Technological Feedback

As a follow up to my first entry, I’d like to stay on topic with assistive technology (AT) and the teachers that use them. The purpose of this blog is not only to showcase helpful AT, but to also solicit feedback from teachers to see how comfortable they are with using these devices and interventions. I imagine the participatory audience of teachers of students with physical disabilities to be on the smaller side, so feedback from teachers who do not teach said students are welcomed to participate as well. Lastly, the results aren’t meant to be shared publicly, but to give you an insight on where you stand.

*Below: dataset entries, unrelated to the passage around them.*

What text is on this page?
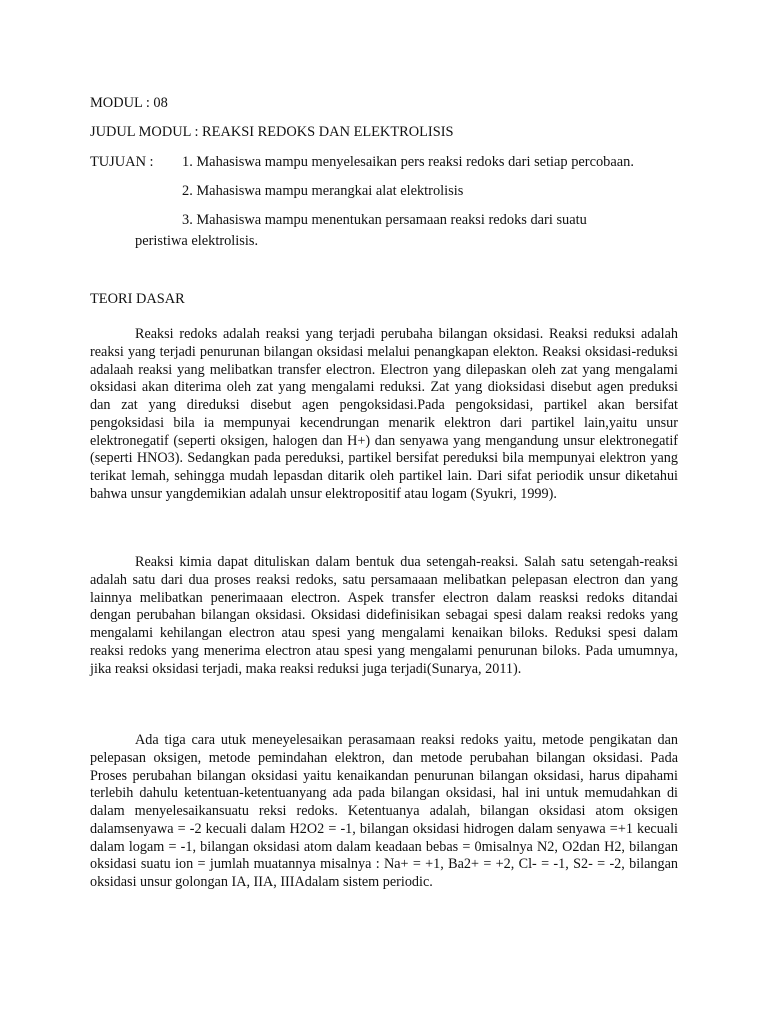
MODUL : 08
JUDUL MODUL : REAKSI REDOKS DAN ELEKTROLISIS
TUJUAN : 1. Mahasiswa mampu menyelesaikan pers reaksi redoks dari setiap percobaan.
2. Mahasiswa mampu merangkai alat elektrolisis
3. Mahasiswa mampu menentukan persamaan reaksi redoks dari suatu
peristiwa elektrolisis.
TEORI DASAR

Reaksi redoks adalah reaksi yang terjadi perubaha bilangan oksidasi. Reaksi reduksi adalah reaksi yang terjadi penurunan bilangan oksidasi melalui penangkapan elekton. Reaksi oksidasi-reduksi adalaah reaksi yang melibatkan transfer electron. Electron yang dilepaskan oleh zat yang mengalami oksidasi akan diterima oleh zat yang mengalami reduksi. Zat yang dioksidasi disebut agen preduksi dan zat yang direduksi disebut agen pengoksidasi.Pada pengoksidasi, partikel akan bersifat pengoksidasi bila ia mempunyai kecendrungan menarik elektron dari partikel lain,yaitu unsur elektronegatif (seperti oksigen, halogen dan H+) dan senyawa yang mengandung unsur elektronegatif (seperti HNO3). Sedangkan pada pereduksi, partikel bersifat pereduksi bila mempunyai elektron yang terikat lemah, sehingga mudah lepasdan ditarik oleh partikel lain. Dari sifat periodik unsur diketahui bahwa unsur yangdemikian adalah unsur elektropositif atau logam (Syukri, 1999).

Reaksi kimia dapat dituliskan dalam bentuk dua setengah-reaksi. Salah satu setengah-reaksi adalah satu dari dua proses reaksi redoks, satu persamaaan melibatkan pelepasan electron dan yang lainnya melibatkan penerimaaan electron. Aspek transfer electron dalam reasksi redoks ditandai dengan perubahan bilangan oksidasi. Oksidasi didefinisikan sebagai spesi dalam reaksi redoks yang mengalami kehilangan electron atau spesi yang mengalami kenaikan biloks. Reduksi spesi dalam reaksi redoks yang menerima electron atau spesi yang mengalami penurunan biloks. Pada umumnya, jika reaksi oksidasi terjadi, maka reaksi reduksi juga terjadi(Sunarya, 2011).

Ada tiga cara utuk meneyelesaikan perasamaan reaksi redoks yaitu, metode pengikatan dan pelepasan oksigen, metode pemindahan elektron, dan metode perubahan bilangan oksidasi. Pada Proses perubahan bilangan oksidasi yaitu kenaikandan penurunan bilangan oksidasi, harus dipahami terlebih dahulu ketentuan-ketentuanyang ada pada bilangan oksidasi, hal ini untuk memudahkan di dalam menyelesaikansuatu reksi redoks. Ketentuanya adalah, bilangan oksidasi atom oksigen dalamsenyawa = -2 kecuali dalam H2O2 = -1, bilangan oksidasi hidrogen dalam senyawa =+1 kecuali dalam logam = -1, bilangan oksidasi atom dalam keadaan bebas = 0misalnya N2, O2dan H2, bilangan oksidasi suatu ion = jumlah muatannya misalnya : Na+ = +1, Ba2+ = +2, Cl- = -1, S2- = -2, bilangan oksidasi unsur golongan IA, IIA, IIIAdalam sistem periodic.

That said, feedback is always welcomed in the comments section.

Types of Assistive Technology

(1) Talking calculators: relaying mathematics via audio.

Your familiarity or comfort level with this device

(1 = Unfamiliar / Uncomfortable; 5 = Very familiar / Very comfortable)

1                      2                      3                      4                      5

(2) Text-to-voice: similarly to the talking calculator, it allows for students with audio and/or visual impairments to hear what is written.

Your familiarity or comfort level with this device

(1 = Unfamiliar / Uncomfortable; 5 = Very familiar / Very comfortable)

1                      2                      3                      4                      5

(3) Portable word processors: similar to a laptop though usually fitted with many AT helpful features, this device allows for students to meet their processing needs.

Your familiarity or comfort level with this device

(1 = Unfamiliar / Uncomfortable; 5 = Very familiar / Very comfortable)

1                      2                      3                      4                      5

(4) Alternative keyboards: keyboards that meet the needs of a student with disabilities whether ergonomic or spacial.

Your familiarity or comfort level with this device

(1 = Unfamiliar / Uncomfortable; 5 = Very familiar / Very comfortable)

1                      2                      3                      4                      5

(5) Switches: a device that allows for remote access to a computer and it typically easier to use than a keyboard and mouse.

Your familiarity or comfort level with this device

(1 = Unfamiliar / Uncomfortable; 5 = Very familiar / Very comfortable)

1                      2                      3                      4                      5

(6) Phonetic spelling software: helpful for students with learning disabilities such as dyslexia.

Your familiarity or comfort level with this device

(1 = Unfamiliar / Uncomfortable; 5 = Very familiar / Very comfortable)

1                      2                      3                      4                      5

(7) Scholastic keys: simplifies the Microsoft interface for students with learning disabilities.

Your familiarity or comfort level with this device

(1 = Unfamiliar / Uncomfortable; 5 = Very familiar / Very comfortable)

1                      2                      3                      4                      5

(8) Outlining software: a tool used to help students who struggle with organization skills.

Your familiarity or comfort level with this device

(1 = Unfamiliar / Uncomfortable; 5 = Very familiar / Very comfortable)

1                      2                      3                      4                      5

(9) Audiobooks: probably just what you’re thinking. This device reads text aloud to students.

Your familiarity or comfort level with this device

(1 = Unfamiliar / Uncomfortable; 5 = Very familiar / Very comfortable)

1                      2                      3                      4                      5

(10) Communication Access Real-time Translation (CART): a typist types what is said and the words are displayed on a screen for all of the class to see.

Your familiarity or comfort level with this device

(1 = Unfamiliar / Uncomfortable; 5 = Very familiar / Very comfortable)

1                      2                      3                      4                      5

(Information on the types of assistive technology and their explanations were provided by the American Institutes for Research)

Take a moment to review your results and think about your current comfort levels with the commonly used AT listed above. If you never have used them, or heard of them, think about how you would feel if placed in a classroom with students that required these types of technologies. I believe it is important to remember that as teachers, our greatest support should be directed to our students. If we are not confident and comfortable with the tools we use to teach them, we are doing them a disservice as their instructor.